We, as otolaryngologists, are in a unique position amongst subspecialists because we care for a number of common diseases, and therefore can take a leadership role in identifying and rectifying disparities. The conditions we treat affect individuals across SES and racial boundaries. As our work and that of others has shown, disparities exist within our patient populations. From rhinosinusitis to hearing loss to sleep apnea to cancer, the conditions that we manage impact millions of individuals and lead to billions of dollars of healthcare spending every year. As such, improving healthcare disparities among our patients will not only benefit millions of individuals but may also have the added benefit of saving billions of healthcare dollars.
Research and clinical outcomes reports in otolaryngology, where possible, should include and report on variables such as race, gender, socioeconomic status, and insurance status. More focus should be placed on interventions to improve outcomes for otolaryngic disease for marginalized groups, including targeted studies of groups with poor outcomes, and funding for such research. Advocacy efforts should be made to ensure policies that improve healthcare access and insurance coverage for our patients. Individual otolaryngology practices need to think about factors such as office wait times and availability for patients with different backgrounds and insurance statuses.

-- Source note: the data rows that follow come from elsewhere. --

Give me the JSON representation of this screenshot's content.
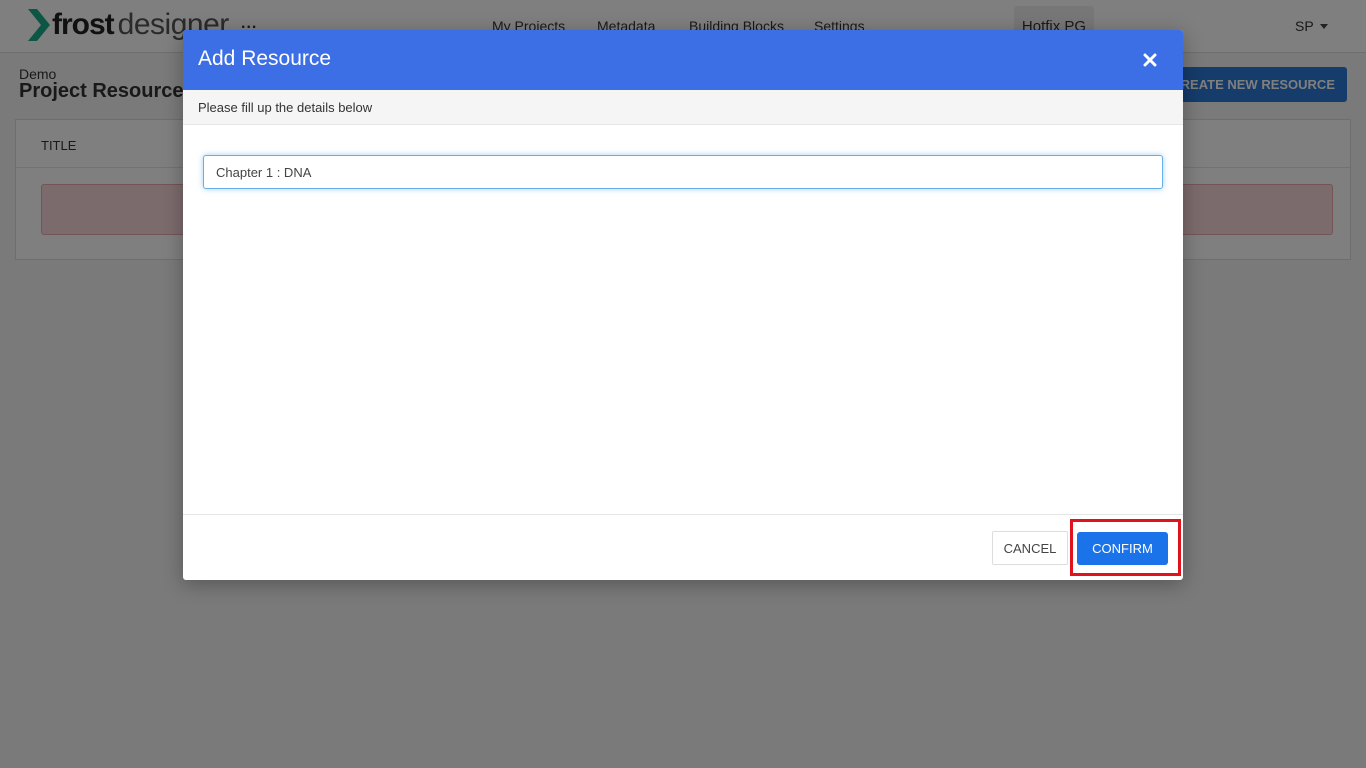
{
  "app": {
    "logo_bold": "frost",
    "logo_light": "designer",
    "more_label": "...",
    "accent_color": "#3c6ee6"
  },
  "nav": {
    "items": [
      {
        "label": "My Projects"
      },
      {
        "label": "Metadata"
      },
      {
        "label": "Building Blocks"
      },
      {
        "label": "Settings"
      }
    ],
    "project_name": "Hotfix PG",
    "user_initials": "SP"
  },
  "page": {
    "breadcrumb": "Demo",
    "title": "Project Resources",
    "create_button": "CREATE NEW RESOURCE",
    "table_header_title": "TITLE"
  },
  "modal": {
    "title": "Add Resource",
    "subtitle": "Please fill up the details below",
    "input_value": "Chapter 1 : DNA",
    "cancel_label": "CANCEL",
    "confirm_label": "CONFIRM"
  }
}
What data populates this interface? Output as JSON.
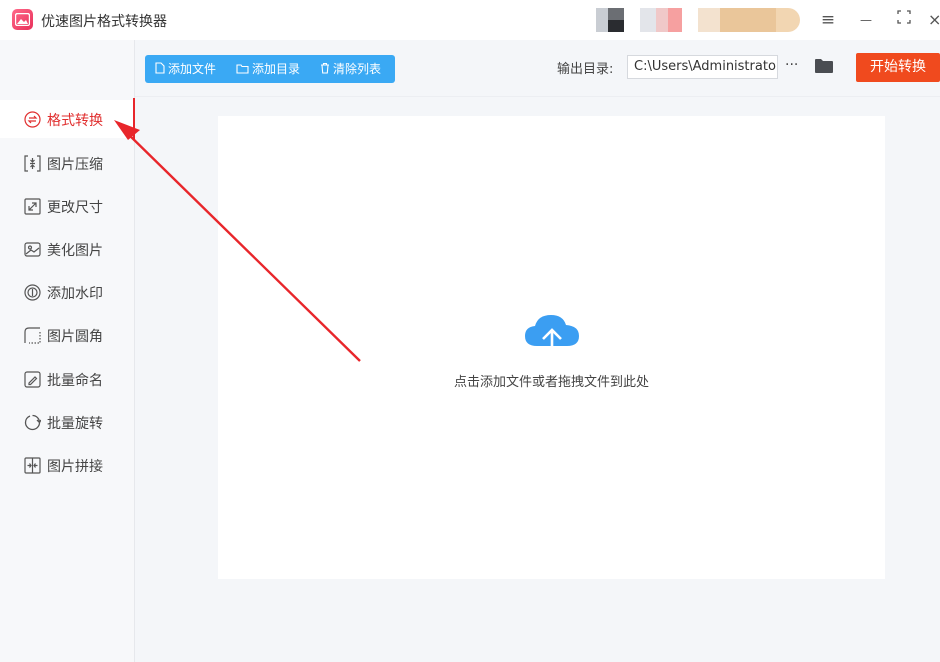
{
  "app": {
    "title": "优速图片格式转换器"
  },
  "colors": {
    "accent_blue": "#3aa9f4",
    "start_orange": "#f04a1e",
    "active_red": "#e02e2e",
    "annotation_red": "#e8262b"
  },
  "window_controls": {
    "menu": "≡",
    "minimize": "—",
    "maximize": "⛶",
    "close": "×"
  },
  "sidebar": {
    "items": [
      {
        "label": "格式转换",
        "icon": "convert-icon",
        "active": true
      },
      {
        "label": "图片压缩",
        "icon": "compress-icon",
        "active": false
      },
      {
        "label": "更改尺寸",
        "icon": "resize-icon",
        "active": false
      },
      {
        "label": "美化图片",
        "icon": "beautify-icon",
        "active": false
      },
      {
        "label": "添加水印",
        "icon": "watermark-icon",
        "active": false
      },
      {
        "label": "图片圆角",
        "icon": "round-corner-icon",
        "active": false
      },
      {
        "label": "批量命名",
        "icon": "rename-icon",
        "active": false
      },
      {
        "label": "批量旋转",
        "icon": "rotate-icon",
        "active": false
      },
      {
        "label": "图片拼接",
        "icon": "stitch-icon",
        "active": false
      }
    ]
  },
  "toolbar": {
    "add_file": "添加文件",
    "add_folder": "添加目录",
    "clear_list": "清除列表"
  },
  "output": {
    "label": "输出目录:",
    "path": "C:\\Users\\Administrator\\",
    "more": "···"
  },
  "start_button": "开始转换",
  "drop_area": {
    "hint": "点击添加文件或者拖拽文件到此处",
    "icon": "cloud-upload-icon"
  }
}
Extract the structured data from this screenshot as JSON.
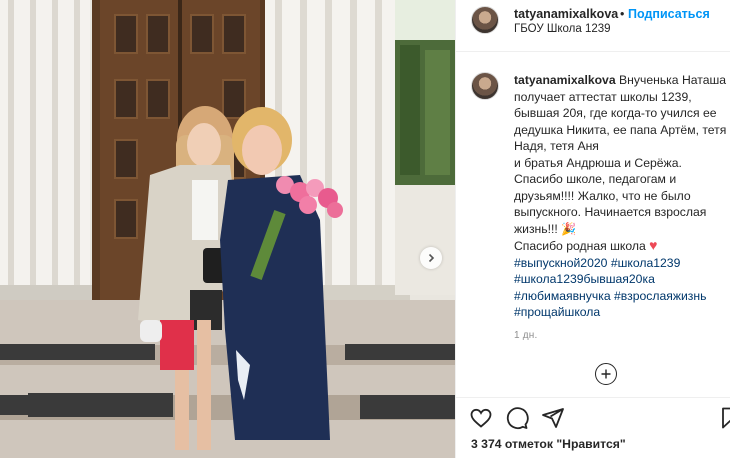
{
  "post": {
    "username": "tatyanamixalkova",
    "separator": "•",
    "follow_label": "Подписаться",
    "location": "ГБОУ Школа 1239"
  },
  "caption": {
    "username": "tatyanamixalkova",
    "lines": [
      "Внученька Наташа",
      "получает аттестат школы 1239,",
      "бывшая 20я, где когда-то учился ее",
      "дедушка Никита, ее папа Артём, тетя",
      "Надя, тетя Аня",
      "и братья Андрюша и Серёжа.",
      "Спасибо школе, педагогам и",
      "друзьям!!!! Жалко, что не было",
      "выпускного. Начинается взрослая",
      "жизнь!!!",
      "Спасибо родная школа"
    ],
    "emoji_popper": "🎉",
    "emoji_heart": "♥",
    "hashtags": {
      "t1": "#выпускной2020",
      "t2": "#школа1239",
      "t3": "#школа1239бывшая20ка",
      "t4": "#любимаявнучка",
      "t5": "#взрослаяжизнь",
      "t6": "#прощайшкола"
    },
    "time": "1 дн."
  },
  "likes": "3 374 отметок \"Нравится\"",
  "icons": {
    "like": "heart-icon",
    "comment": "comment-icon",
    "share": "paper-plane-icon",
    "save": "bookmark-icon",
    "more": "plus-circle-icon",
    "next": "chevron-right-icon"
  },
  "colors": {
    "link": "#00376b",
    "follow": "#0095f6",
    "heart": "#ed4956",
    "muted": "#8e8e8e"
  }
}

Social problems like poverty, racism and sexism are complex, enormous, and palpably uncomfortable and therefore often deemed unchangeable. That fatalistic approach, however, is frequently and unfortunately used as a justification to ignore them. Social disparities – unlike mortality itself – actually could be reduced or eliminated. The social determinants of health underlie which people become sick, how they obtain medical care and impact healthcare outcomes. Although the bottom line as impacted by new reimbursement models will be a major reason to focus on these underlying causes of illness and treatment failure, ultimately the moral burden is sufficient to take notice.
No financial support was received for this study.
None of the authors have relevant conflicts of interest to report.